Nef habe das Optimum aus einem alten Stall geholt, sagte Manser im Oktober 2016, der weitherum als Spezialist für Kuhsignale bekannt ist. Da könne man höchstens noch etwas an einzelnen Schräubchen drehen. «Die Schwänze vielleicht etwas länger anbinden.» Das war ein Ratschlag, den Nef von Manser erhielt.
Im Sommer auf der Weide
Nefs Betrieb oberhalb von Kemptthal liegt auf einer Höhe von 580 Metern und umfasst 27 Hektaren. 14 Hektaren sind unter dem Pflug. Weizen, Gerste, Triticale, Eiweisserbsen und Mais stehen in der Fruchtfolge. Dazu kommen Weideland und intensive Kunstwiese. Die 120 Obstbäume sind Bestandteil eines Vernetzungsprojekts. «Sie stören nicht gross», so Nef. «Die Kühe kommen unten durch.» Deren Ration besteht aus Heu und Emd sowie Mais- und Grassilage. Dazu kommt eine Mischung aus Malz, Luzerne und Kakao-Schalen, die Nef von der lokalen Landi herstellen lässt. Im Sommerhalbjahr sind die Kühe während eines halben Tages auf der Weide. Eine Kraftfuttermischung und ein Eiweisskonzentrat ergänzen die Ration. Diese Zusätze dosiert Nef nach Gefühl. Er reduziert sie, wenn die Milchleistung im Verlaufe der Laktation nachlässt.
Knapp vor Höchstmarke
Andreas Nef ist ein Züchter, der seine Tiere auf eine hohe Milchleistung trimmt. Doch Langlebigkeit und Gesundheit sind ihm ebenso wichtig. Er hänge an seinen Kühen, sagt Nef. So erinnert er sich etwa an seine Kuh Sierra. 13 mal hatte sie gekalbt.

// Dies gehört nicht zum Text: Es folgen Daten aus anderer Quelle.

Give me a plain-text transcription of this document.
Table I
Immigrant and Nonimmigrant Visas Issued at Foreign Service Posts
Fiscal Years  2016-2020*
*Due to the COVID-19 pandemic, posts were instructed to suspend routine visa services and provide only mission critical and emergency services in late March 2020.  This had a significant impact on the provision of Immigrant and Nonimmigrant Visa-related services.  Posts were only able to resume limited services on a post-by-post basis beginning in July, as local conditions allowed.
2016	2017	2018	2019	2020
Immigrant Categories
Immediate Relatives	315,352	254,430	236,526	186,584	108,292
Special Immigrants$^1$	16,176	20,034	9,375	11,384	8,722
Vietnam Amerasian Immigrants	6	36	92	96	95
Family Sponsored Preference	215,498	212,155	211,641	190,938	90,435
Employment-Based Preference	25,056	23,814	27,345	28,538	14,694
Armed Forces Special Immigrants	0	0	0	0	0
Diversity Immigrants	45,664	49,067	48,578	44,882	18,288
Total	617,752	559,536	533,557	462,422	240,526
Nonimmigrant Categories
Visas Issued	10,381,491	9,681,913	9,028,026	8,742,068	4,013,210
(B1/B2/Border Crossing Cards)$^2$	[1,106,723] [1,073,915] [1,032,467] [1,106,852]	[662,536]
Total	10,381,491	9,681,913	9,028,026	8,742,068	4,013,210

Mit ihrer Milchleistung stand sie lediglich 2500 Kilogramm unter der Marke von 175 000 Kilogramm. Als Nef bemerkte, dass das 16 Jahre alte Tier zu hinken begann, brachte er es nach langer Beobachtung ins Tierspital. Dort wurde ein gebrochenes Klauenbein diagnostiziert. Nef verzichtete auf eine Operation. Er wollte dem Tier weiteres Leiden ersparen. Er sei «traurig, aber erlöst» nach Hause gefahren, erinnert er sich. Auch von den grossen Viehschauen hat er sich verabschiedet. Übertriebenes Styling und überladene Euter sind nicht seine Sache. «Auch das erneuerte Schaureglement der Arbeitsgemeinschaft Schweizer Rindviehzüchter lässt zu lange Zwischenmelkzeiten zu», kritisiert er. «Wenn Tiere während einer Schau die Milch laufen lassen, dann ist übertriebener Ehrgeiz im Spiel.» Das laufe auf eine Tierquälerei hinaus.